Who it suits and who it doesn't
Direct Adolescent Health serves teenagers and young adults whose parents want reliable access to a provider trained in adolescent mental health comorbidity, sexual health, and the transition to self-directed medical decision-making. The practice is particularly suited to families in Canton and Federal Hill with private insurance or savings to cover membership and those who value continuity over in-network designation. It also suits young adults ages 18 to 24 who want to establish independent primary care without pediatric framing. The practice does not suit teenagers on Medicaid, uninsured families seeking cost-free or low-cost care, or families whose insurance network requires in-network primary care referrals to specialists. Patients seeking care during nights or weekends should look elsewhere, as the practice operates Monday through Friday, 8 a.m. to 5 p.m.

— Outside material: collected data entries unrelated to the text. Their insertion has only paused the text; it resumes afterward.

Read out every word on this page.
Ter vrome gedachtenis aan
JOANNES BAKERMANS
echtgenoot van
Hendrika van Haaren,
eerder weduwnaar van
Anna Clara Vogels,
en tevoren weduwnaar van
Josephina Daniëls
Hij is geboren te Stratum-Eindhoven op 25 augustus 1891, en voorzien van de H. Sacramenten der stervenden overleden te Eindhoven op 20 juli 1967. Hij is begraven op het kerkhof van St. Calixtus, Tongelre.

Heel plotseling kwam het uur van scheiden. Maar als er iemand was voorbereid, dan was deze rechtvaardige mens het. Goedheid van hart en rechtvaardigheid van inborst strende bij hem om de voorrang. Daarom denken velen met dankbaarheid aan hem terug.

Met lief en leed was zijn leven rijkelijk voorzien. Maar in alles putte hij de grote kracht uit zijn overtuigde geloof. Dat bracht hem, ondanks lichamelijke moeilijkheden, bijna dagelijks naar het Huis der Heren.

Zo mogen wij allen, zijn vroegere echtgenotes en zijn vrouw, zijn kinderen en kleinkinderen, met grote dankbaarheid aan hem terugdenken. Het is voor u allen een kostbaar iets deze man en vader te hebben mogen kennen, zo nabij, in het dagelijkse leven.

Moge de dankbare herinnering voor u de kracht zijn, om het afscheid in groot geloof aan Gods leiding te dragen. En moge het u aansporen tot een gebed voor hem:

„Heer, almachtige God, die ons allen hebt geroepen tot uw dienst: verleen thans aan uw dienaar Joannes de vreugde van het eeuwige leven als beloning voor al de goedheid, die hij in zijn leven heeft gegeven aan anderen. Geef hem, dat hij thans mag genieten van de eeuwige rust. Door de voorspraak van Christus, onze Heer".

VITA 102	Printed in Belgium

What the first visit involves
New patients complete a health history form (available on the website or in person) covering medical history, medications, immunizations, sexual history, and substance use. The first appointment lasts 45 to 60 minutes and includes a full physical exam, review of immunizations, screening for depression and anxiety using validated tools, and a private conversation with the provider alone (standard adolescent medicine practice to ensure confidentiality). If a teenager has not had a Pap smear, HPV vaccination, or STI screening, the provider explains the rationale and scheduling. The first visit concludes with a discussion of confidentiality: the provider explains what information is shared with parents and what remains private under Maryland law (prescription contraception, sexual health, and substance use care can be kept confidential from parents for teenagers 16 and older).
Hours, parking, and logistics
Direct Adolescent Health is open Monday through Friday, 8 a.m. to 5 p.m., with the last appointment slot at 4 p.m. The practice is located on the second floor of a mixed-use building on O'Donnell Street in Canton; parking is available in the adjacent lot and on the street. There is no evening or weekend availability. Confirm hours and parking before your visit, as office operations occasionally shift seasonally. Telehealth visits are available for established members and some follow-up appointments.
The practice fills a deliberate gap in Baltimore adolescent primary care, offering specialized developmental expertise and appointment speed that system-affiliated pediatric and family medicine offices cannot match, in exchange for direct payment rather than insurance routing.